Tuesday, June 9, 2015

Mangosteens and Blueberries

I am in the habit of periodically updating people with the following: "I still miss mangosteens." I miss them! I miss them! No purple fruit for me; nope, no sweet, juicy white interior for me. And yet with the same passion I have for my lost mangosteens, I still feel incredibly grateful the simple gifts of North American fruit. When I buy blueberries, raspberries, apricots, plums, and pluots,  I feel a little surge of happiness. I love this kind of fruit. Fruit I could not eat in  Thailand (well, I could have on occasion if I had been willing to fork over a too handsome sum of money).

There's something bitter-sweet about mutually exclusive things. I can't have mangosteens and blueberries. I can't have Thailand and America. I'm not omnipresent. I must be in a place, and I'm here: Central Florida. And there are many gifts of here--the amazing dark-cloud-run-while-you-can summer storms, the trees covered in Spanish moss, Florida birds (anhingas are my favorite--maybe it's because they are the only bird I really know), and the beaches--not too far way.
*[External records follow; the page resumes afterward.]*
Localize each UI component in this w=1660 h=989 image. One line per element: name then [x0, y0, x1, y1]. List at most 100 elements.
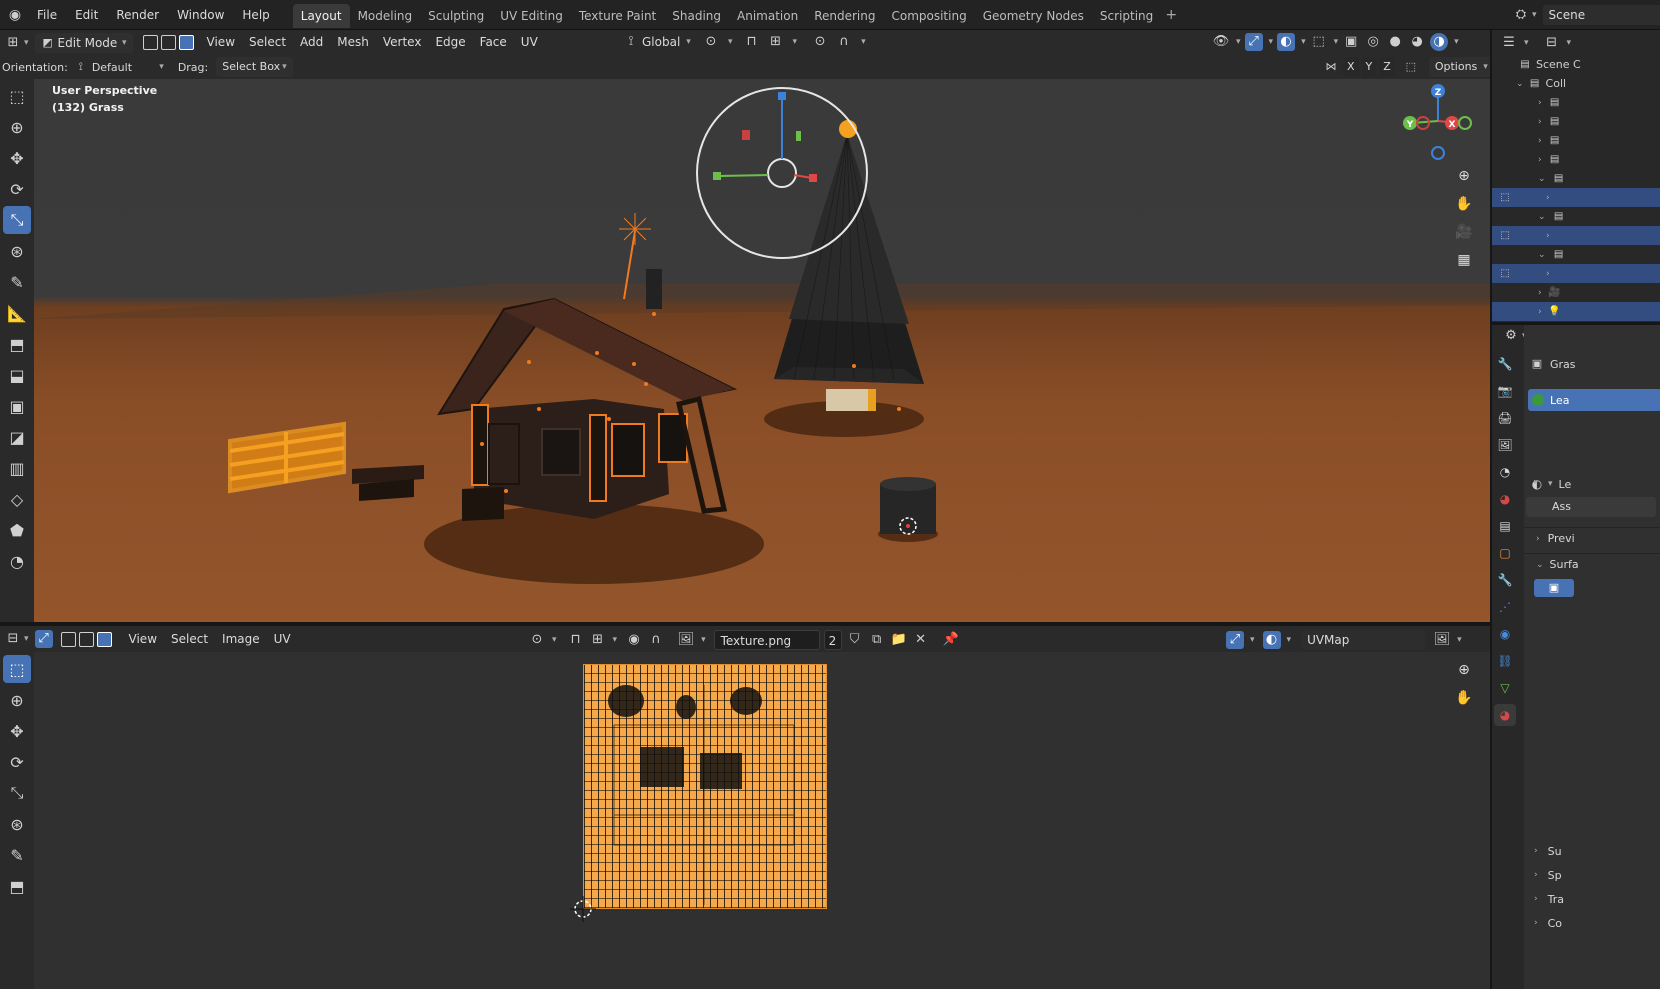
material-slot-selected[interactable]: Lea: [1528, 389, 1660, 411]
uv-pivot-icon[interactable]: ⊙: [528, 631, 546, 649]
tab-modeling[interactable]: Modeling: [350, 4, 421, 28]
uv-map-field[interactable]: UVMap: [1301, 630, 1426, 650]
vp-menu-select[interactable]: Select: [242, 30, 293, 55]
mode-selector[interactable]: ◩ Edit Mode ▾: [34, 32, 133, 53]
uv-grab-tool[interactable]: ⬒: [3, 872, 31, 900]
ortho-grid-icon[interactable]: ▦: [1452, 248, 1476, 272]
outliner-item-selected[interactable]: ⬚ ›: [1492, 264, 1660, 283]
uv-gizmo-icon[interactable]: ⤢: [1226, 631, 1244, 649]
outliner-item-selected[interactable]: ⬚ ›: [1492, 226, 1660, 245]
tab-sculpting[interactable]: Sculpting: [420, 4, 492, 28]
scale-tool[interactable]: ⤡: [3, 206, 31, 234]
inset-tool[interactable]: ▣: [3, 392, 31, 420]
visibility-icon[interactable]: 👁: [1212, 33, 1230, 51]
outliner-item-selected[interactable]: › 💡: [1492, 302, 1660, 321]
tab-rendering[interactable]: Rendering: [806, 4, 883, 28]
outliner-item-selected[interactable]: ⬚ ›: [1492, 188, 1660, 207]
poly-build-tool[interactable]: ⬟: [3, 516, 31, 544]
unlink-image-icon[interactable]: ✕: [912, 631, 930, 649]
uv-select-tool[interactable]: ⬚: [3, 655, 31, 683]
collection-tab-icon[interactable]: ▤: [1494, 515, 1516, 537]
outliner-filter-icon[interactable]: ⊟: [1543, 34, 1561, 52]
knife-tool[interactable]: ◇: [3, 485, 31, 513]
mirror-z-toggle[interactable]: Z: [1379, 57, 1395, 77]
image-users-count[interactable]: 2: [823, 630, 842, 650]
3d-viewport[interactable]: User Perspective (132) Grass Z Y X ⊕ ✋ 🎥…: [34, 79, 1490, 622]
loop-cut-tool[interactable]: ▥: [3, 454, 31, 482]
tab-shading[interactable]: Shading: [664, 4, 729, 28]
drag-dropdown[interactable]: Select Box ▾: [216, 57, 293, 77]
world-tab-icon[interactable]: ◕: [1494, 488, 1516, 510]
measure-tool[interactable]: 📐: [3, 299, 31, 327]
subpanel-item[interactable]: › Su: [1532, 839, 1564, 863]
pin-icon[interactable]: 📌: [942, 631, 960, 649]
vp-menu-mesh[interactable]: Mesh: [330, 30, 376, 55]
properties-editor-icon[interactable]: ⚙: [1502, 327, 1520, 345]
move-tool[interactable]: ✥: [3, 144, 31, 172]
gizmo-toggle-icon[interactable]: ⤢: [1244, 33, 1263, 51]
solid-shading-icon[interactable]: ●: [1386, 33, 1404, 51]
output-tab-icon[interactable]: 🖨: [1494, 407, 1516, 429]
tool-tab-icon[interactable]: 🔧: [1494, 353, 1516, 375]
image-browse-icon[interactable]: 🖼: [677, 631, 695, 649]
spin-tool[interactable]: ◔: [3, 547, 31, 575]
outliner-item[interactable]: › ▤: [1492, 150, 1660, 169]
uv-cursor-tool[interactable]: ⊕: [3, 686, 31, 714]
options-dropdown[interactable]: Options ▾: [1428, 57, 1494, 77]
orientation-dropdown[interactable]: ⟟ Default ▾: [74, 58, 164, 76]
blender-logo-icon[interactable]: ◉: [6, 6, 24, 24]
uv-edge-select-icon[interactable]: [78, 631, 94, 647]
uv-scale-tool[interactable]: ⤡: [3, 779, 31, 807]
vp-menu-edge[interactable]: Edge: [428, 30, 472, 55]
mirror-x-toggle[interactable]: X: [1343, 57, 1359, 77]
extrude-tool[interactable]: ⬓: [3, 361, 31, 389]
uv-proportional-icon[interactable]: ◉: [625, 631, 643, 649]
surface-shader-button[interactable]: ▣: [1534, 579, 1574, 597]
tab-texture-paint[interactable]: Texture Paint: [571, 4, 664, 28]
material-field[interactable]: Le: [1559, 478, 1572, 491]
outliner-collection-row[interactable]: ⌄ ▤ Coll: [1492, 74, 1660, 93]
mirror-y-toggle[interactable]: Y: [1361, 57, 1377, 77]
outliner-item[interactable]: › ▤: [1492, 112, 1660, 131]
uv-menu-view[interactable]: View: [122, 626, 164, 652]
uv-pan-hand-icon[interactable]: ✋: [1452, 686, 1476, 710]
outliner-editor-icon[interactable]: ☰: [1500, 34, 1518, 52]
uv-sync-selection-icon[interactable]: ⤢: [34, 630, 53, 648]
navigation-gizmo[interactable]: Z Y X: [1398, 83, 1472, 163]
outliner-item[interactable]: ⌄ ▤: [1492, 245, 1660, 264]
tab-uv-editing[interactable]: UV Editing: [492, 4, 571, 28]
vp-menu-vertex[interactable]: Vertex: [376, 30, 429, 55]
tab-scripting[interactable]: Scripting: [1092, 4, 1161, 28]
material-shading-icon[interactable]: ◕: [1408, 33, 1426, 51]
fake-user-shield-icon[interactable]: ⛉: [846, 631, 864, 649]
outliner-item[interactable]: › 🎥: [1492, 283, 1660, 302]
slot-list-expand-icon[interactable]: ▸: [1534, 477, 1538, 486]
new-image-icon[interactable]: ⧉: [868, 631, 886, 649]
mirror-icon[interactable]: ⋈: [1322, 58, 1340, 76]
annotate-tool[interactable]: ✎: [3, 268, 31, 296]
physics-tab-icon[interactable]: ◉: [1494, 623, 1516, 645]
uv-rotate-tool[interactable]: ⟳: [3, 748, 31, 776]
proportional-edit-icon[interactable]: ⊙: [811, 33, 829, 51]
outliner-item[interactable]: › ▤: [1492, 131, 1660, 150]
view-layer-tab-icon[interactable]: 🖼: [1494, 434, 1516, 456]
subpanel-item[interactable]: › Co: [1532, 911, 1564, 935]
outliner-item[interactable]: ⌄ ▤: [1492, 169, 1660, 188]
outliner-item[interactable]: › ▤: [1492, 93, 1660, 112]
menu-render[interactable]: Render: [107, 0, 168, 30]
open-image-folder-icon[interactable]: 📁: [890, 631, 908, 649]
menu-window[interactable]: Window: [168, 0, 233, 30]
subpanel-item[interactable]: › Tra: [1532, 887, 1564, 911]
tab-animation[interactable]: Animation: [729, 4, 806, 28]
overlay-toggle-icon[interactable]: ◐: [1277, 33, 1296, 51]
vp-menu-view[interactable]: View: [200, 30, 242, 55]
uv-menu-select[interactable]: Select: [164, 626, 215, 652]
menu-edit[interactable]: Edit: [66, 0, 107, 30]
uv-menu-image[interactable]: Image: [215, 626, 267, 652]
zoom-icon[interactable]: ⊕: [1452, 164, 1476, 188]
uv-face-select-icon[interactable]: [96, 631, 112, 647]
vp-menu-add[interactable]: Add: [293, 30, 330, 55]
scene-name-field[interactable]: Scene: [1542, 5, 1660, 25]
edge-select-icon[interactable]: [160, 35, 176, 50]
menu-file[interactable]: File: [28, 0, 66, 30]
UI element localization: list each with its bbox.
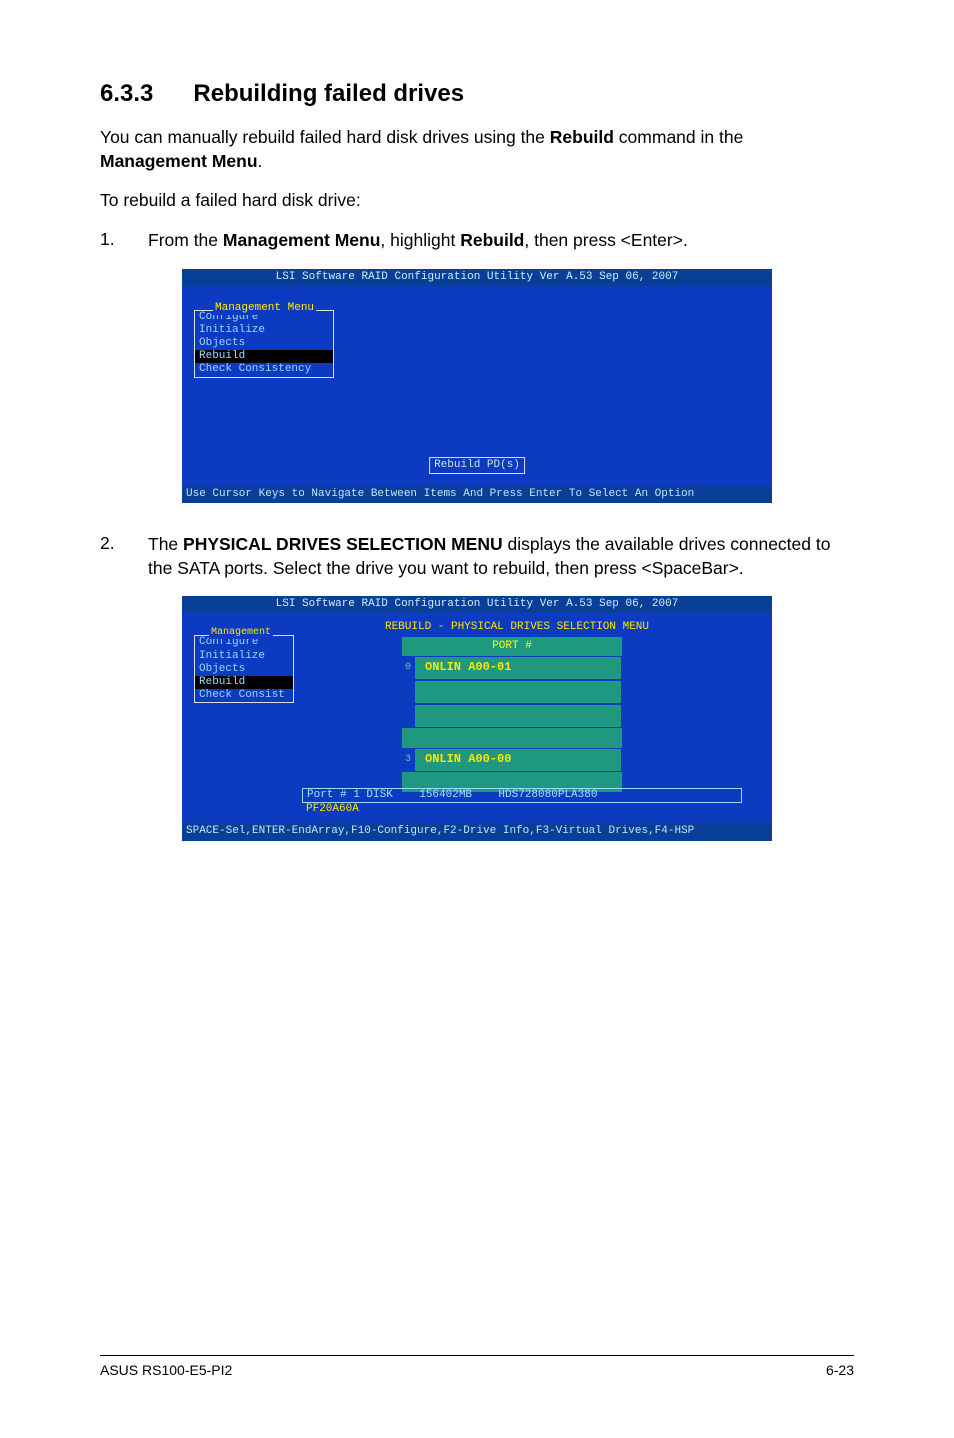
section-heading: 6.3.3 Rebuilding failed drives <box>100 80 854 108</box>
management-menu-box: Management Configure Initialize Objects … <box>194 635 294 703</box>
text-bold: Rebuild <box>460 230 524 250</box>
text: The <box>148 534 183 554</box>
text: , highlight <box>380 230 460 250</box>
text-bold: Management Menu <box>223 230 381 250</box>
drive-label: ONLIN A00-00 <box>414 748 622 772</box>
text-bold: Rebuild <box>550 127 614 147</box>
terminal-screenshot-2: LSI Software RAID Configuration Utility … <box>182 596 772 840</box>
terminal-title: LSI Software RAID Configuration Utility … <box>182 269 772 286</box>
intro-paragraph-1: You can manually rebuild failed hard dis… <box>100 126 854 173</box>
text: . <box>258 151 263 171</box>
drive-label <box>414 680 622 704</box>
drive-row: 3 ONLIN A00-00 <box>402 748 622 772</box>
text: command in the <box>614 127 743 147</box>
footer-right: 6-23 <box>826 1362 854 1378</box>
menu-item-check-consistency: Check Consistency <box>195 363 333 376</box>
page-footer: ASUS RS100-E5-PI2 6-23 <box>100 1355 854 1378</box>
drive-row: 0 ONLIN A00-01 <box>402 656 622 680</box>
terminal-body: Management Configure Initialize Objects … <box>182 613 772 823</box>
management-menu-title: Management Menu <box>213 302 316 315</box>
terminal-body: Management Menu Configure Initialize Obj… <box>182 286 772 486</box>
text: You can manually rebuild failed hard dis… <box>100 127 550 147</box>
drive-label: ONLIN A00-01 <box>414 656 622 680</box>
drive-row <box>402 704 622 728</box>
footer-left: ASUS RS100-E5-PI2 <box>100 1362 232 1378</box>
management-menu-title: Management <box>209 627 273 639</box>
menu-item-check-consist: Check Consist <box>195 689 293 702</box>
disk-info: Port # 1 DISK 156402MB HDS728080PLA380 P… <box>302 788 742 816</box>
terminal-title: LSI Software RAID Configuration Utility … <box>182 596 772 613</box>
menu-item-rebuild: Rebuild <box>195 350 333 363</box>
step-2: 2. The PHYSICAL DRIVES SELECTION MENU di… <box>100 533 854 580</box>
drive-selection-table: PORT # 0 ONLIN A00-01 3 ONLIN A00-00 <box>402 637 622 792</box>
step-1: 1. From the Management Menu, highlight R… <box>100 229 854 253</box>
drive-index: 0 <box>402 656 414 680</box>
section-number: 6.3.3 <box>100 80 153 108</box>
text-bold: Management Menu <box>100 151 258 171</box>
menu-item-initialize: Initialize <box>195 324 333 337</box>
step-number: 1. <box>100 229 148 253</box>
disk-info-line-2: PF20A60A <box>302 803 742 816</box>
step-number: 2. <box>100 533 148 580</box>
text-bold: PHYSICAL DRIVES SELECTION MENU <box>183 534 503 554</box>
drive-index: 3 <box>402 748 414 772</box>
terminal-footer: SPACE-Sel,ENTER-EndArray,F10-Configure,F… <box>182 823 772 840</box>
port-header: PORT # <box>402 637 622 655</box>
intro-paragraph-2: To rebuild a failed hard disk drive: <box>100 189 854 213</box>
step-body: The PHYSICAL DRIVES SELECTION MENU displ… <box>148 533 854 580</box>
text: , then press <Enter>. <box>524 230 687 250</box>
terminal-screenshot-1: LSI Software RAID Configuration Utility … <box>182 269 772 503</box>
management-menu-box: Management Menu Configure Initialize Obj… <box>194 310 334 378</box>
menu-item-rebuild: Rebuild <box>195 676 293 689</box>
disk-info-line-1: Port # 1 DISK 156402MB HDS728080PLA380 <box>302 788 742 803</box>
terminal-footer: Use Cursor Keys to Navigate Between Item… <box>182 486 772 503</box>
step-body: From the Management Menu, highlight Rebu… <box>148 229 854 253</box>
section-title: Rebuilding failed drives <box>193 80 464 107</box>
rebuild-pd-box: Rebuild PD(s) <box>429 457 525 474</box>
rebuild-frame-title: REBUILD - PHYSICAL DRIVES SELECTION MENU <box>332 621 702 634</box>
drive-row <box>402 680 622 704</box>
menu-item-objects: Objects <box>195 337 333 350</box>
text: From the <box>148 230 223 250</box>
menu-item-objects: Objects <box>195 663 293 676</box>
drive-index <box>402 704 414 728</box>
drive-index <box>402 680 414 704</box>
menu-item-initialize: Initialize <box>195 650 293 663</box>
drive-label <box>414 704 622 728</box>
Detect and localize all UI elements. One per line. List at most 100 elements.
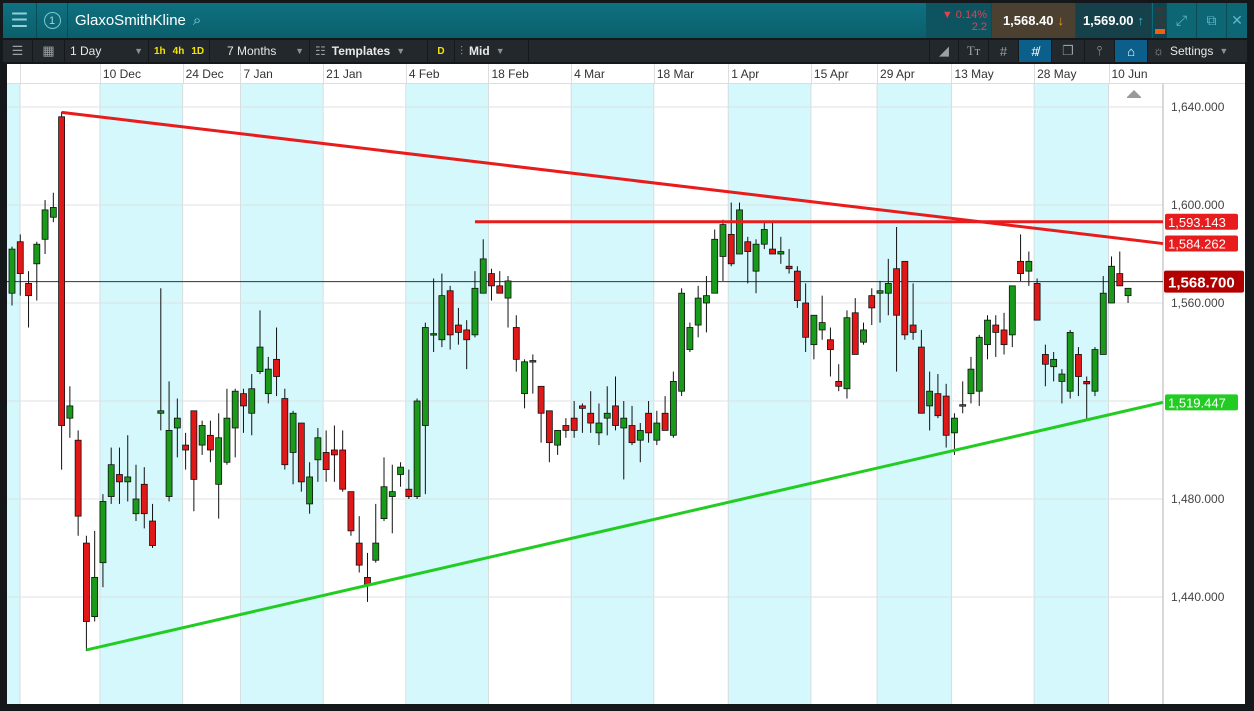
candlestick-chart[interactable]: 1,640.0001,600.0001,560.0001,520.0001,48…	[7, 84, 1245, 704]
chart-plot-area[interactable]: 1,640.0001,600.0001,560.0001,520.0001,48…	[7, 84, 1245, 704]
watchlist-number-badge[interactable]: 1	[37, 3, 68, 38]
range-dropdown[interactable]: 7 Months ▼	[222, 40, 310, 62]
bullish-candle	[198, 425, 206, 446]
gear-icon: ☼	[1153, 44, 1164, 58]
bearish-candle	[16, 241, 24, 275]
date-tick-label: 24 Dec	[185, 67, 224, 81]
date-tick-divider	[323, 64, 325, 84]
bearish-candle	[1033, 282, 1041, 321]
interval-1d-button[interactable]: 1D	[191, 46, 204, 57]
price-type-dropdown[interactable]: ⫶ Mid ▼	[455, 40, 529, 62]
bearish-candle	[785, 265, 793, 270]
buy-arrow-icon: ↑	[1137, 13, 1145, 28]
grid-icon[interactable]: #	[989, 40, 1019, 62]
chart-list-icon[interactable]: ☰	[3, 40, 33, 62]
d-button[interactable]: D	[428, 40, 455, 62]
bullish-candle	[1025, 260, 1033, 272]
text-tool-icon[interactable]: Tт	[959, 40, 989, 62]
bearish-candle	[190, 410, 198, 480]
sell-button[interactable]: 1,568.40 ↓	[992, 3, 1076, 38]
bullish-candle	[413, 400, 421, 497]
date-tick-label: 28 May	[1037, 67, 1077, 81]
bearish-candle	[901, 260, 909, 336]
bullish-candle	[41, 209, 49, 240]
close-icon[interactable]: ✕	[1227, 3, 1247, 38]
crosshair-draw-icon[interactable]: #̸	[1019, 40, 1052, 62]
bullish-candle	[554, 429, 562, 446]
bearish-candle	[827, 339, 834, 350]
bullish-candle	[521, 361, 528, 395]
resistance-trendline-tag-label: 1,584.262	[1168, 237, 1226, 252]
bearish-candle	[769, 248, 776, 255]
instrument-name: GlaxoSmithKline	[75, 12, 186, 29]
bullish-candle	[438, 295, 446, 341]
date-tick-divider	[1034, 64, 1036, 84]
interval-1h-button[interactable]: 1h	[154, 46, 166, 57]
bearish-candle	[992, 324, 1000, 333]
expand-icon[interactable]: ⤢	[1167, 3, 1197, 38]
bullish-candle	[1091, 349, 1099, 392]
date-tick-label: 18 Feb	[491, 67, 529, 81]
bearish-candle	[322, 452, 330, 471]
bearish-candle	[917, 346, 925, 414]
bullish-candle	[124, 476, 132, 483]
bullish-candle	[975, 336, 983, 392]
bullish-candle	[703, 295, 710, 304]
chevron-down-icon: ▼	[1219, 46, 1229, 56]
bullish-candle	[1008, 285, 1016, 336]
date-tick-divider	[488, 64, 490, 84]
bearish-candle	[893, 268, 900, 316]
templates-icon: ☷	[315, 44, 326, 58]
bullish-candle	[157, 410, 165, 414]
price-tag-icon[interactable]: ⌂	[1115, 40, 1148, 62]
popout-icon[interactable]: ⧉	[1197, 3, 1227, 38]
bearish-candle	[537, 385, 545, 414]
bearish-candle	[58, 116, 66, 426]
bearish-candle	[1041, 354, 1049, 365]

I'm gifted with people too. People I wouldn't have known if I landed here: coworkers, neighbors, and friends.

Thank you Lord for the gifts of the present and the good-sweet memories of the past. 

Thursday, June 4, 2015

Waylaying

Strong emotions have a way of completely waylaying me. I am at work needing to prepare for class, but I can't concentrate. I have two different emotions washing over me. One is grief. Not a grief for me but for a student. Someone died in her family yesterday; she has given me no other details. She came to class today. I was surprised to see her. She came to class and had the look, and I've seen that look before and hate it--the shutting-down, the-not-quite-here, the damped-down sadness that comes after the news of a death. I hate the look not because I don't expect it or understand it but because I hate death! I hate that every school year (sometimes every semester) I have a student who loses someone. It makes me angry.

Then there's something else happening. An email in my inbox about an opportunity for someone I care about: not any opportunity--an opportunity to do something I love, so a wave of joy and excitement is crashing into this wave of anger and grief, and I have a class to prepare for.

I tell my students when they are struggling that it's hard to do life and school sometimes. That's true for teachers too.